Imagine if your child went to school every day at a place that had machetes near the playgrounds posing the threat of serious accidents, household chemicals within reach of preschoolers, and teachers who were hired without a criminal background check.
These violations that could lead to potential injury and others were found at Head Start centers across the country, according to a report released Tuesday by the inspector general of the Health and Human Services Department.
Head Start is a federally funded program , started during Lyndon Johnson’s War on Poverty, that provides early education services to the children of low-income families. The federal government gives grant money to public, non-profit and for-profit programs to provide the services.
The violations were discovered at several locations across the country. In Colorado, screws were found sticking out from bookcases within reach of children. The children’s bathrooms in Texas went months without any lighting, and expired baby formula was found in the refrigerators at a center in the District of Columbia.
The review was compiled using 24 audits of Head Start grantees running 175 facilities in seven different states. While there are around 1,600 Head Start grantees, these starting discoveries raise some red flags about the whole program.
According to the review:
- Twenty-one of 24 grantees didn’t comply with the federal Head Start or state requirements to conduct criminal and other background checks.

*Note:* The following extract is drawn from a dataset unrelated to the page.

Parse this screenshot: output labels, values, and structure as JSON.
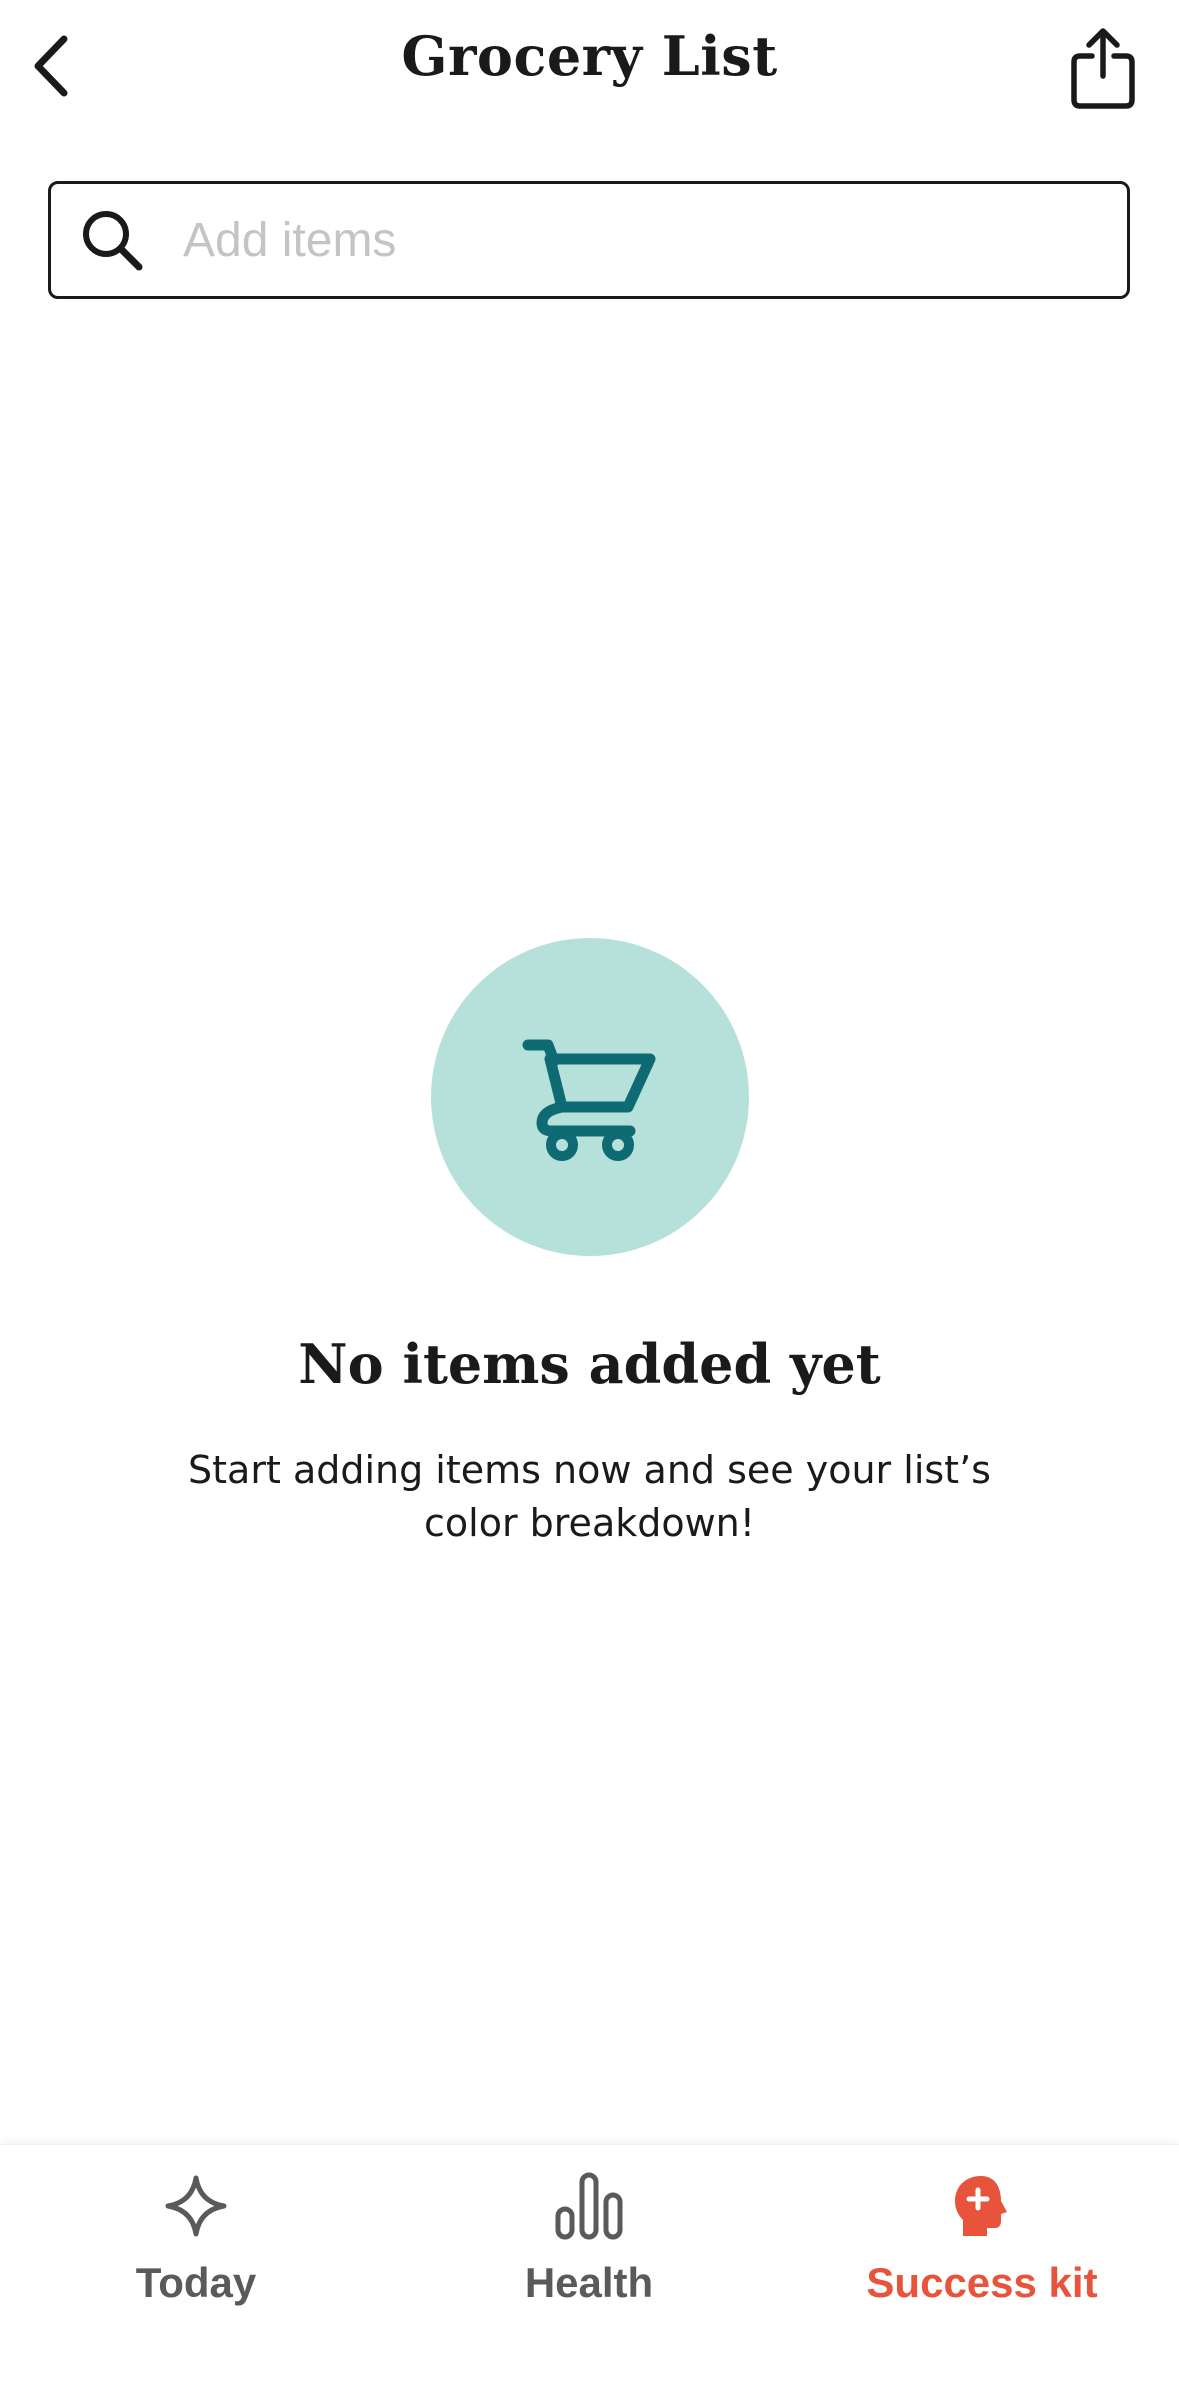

- Nearly 90 percent of the facilities had toxic chemicals labeled “keep out of reach of children” and cleaning supplies that were clearly within reach of children.
- More than 70 percent had open or broken gates leading to parking lots, streets or unsupervised areas and inadequate or broken fences.
Quality and supervision at Head Start facilities has been an ongoing issue. Last month, President Barack Obama called Head Start “an outstanding program and a critical investment,” but he said more accountability was needed.
Several Head Start locations are working to correct the problems, but under new rules announced by Obama, low-performing facilities will have to compete for funding if they cannot keep up with federal standards.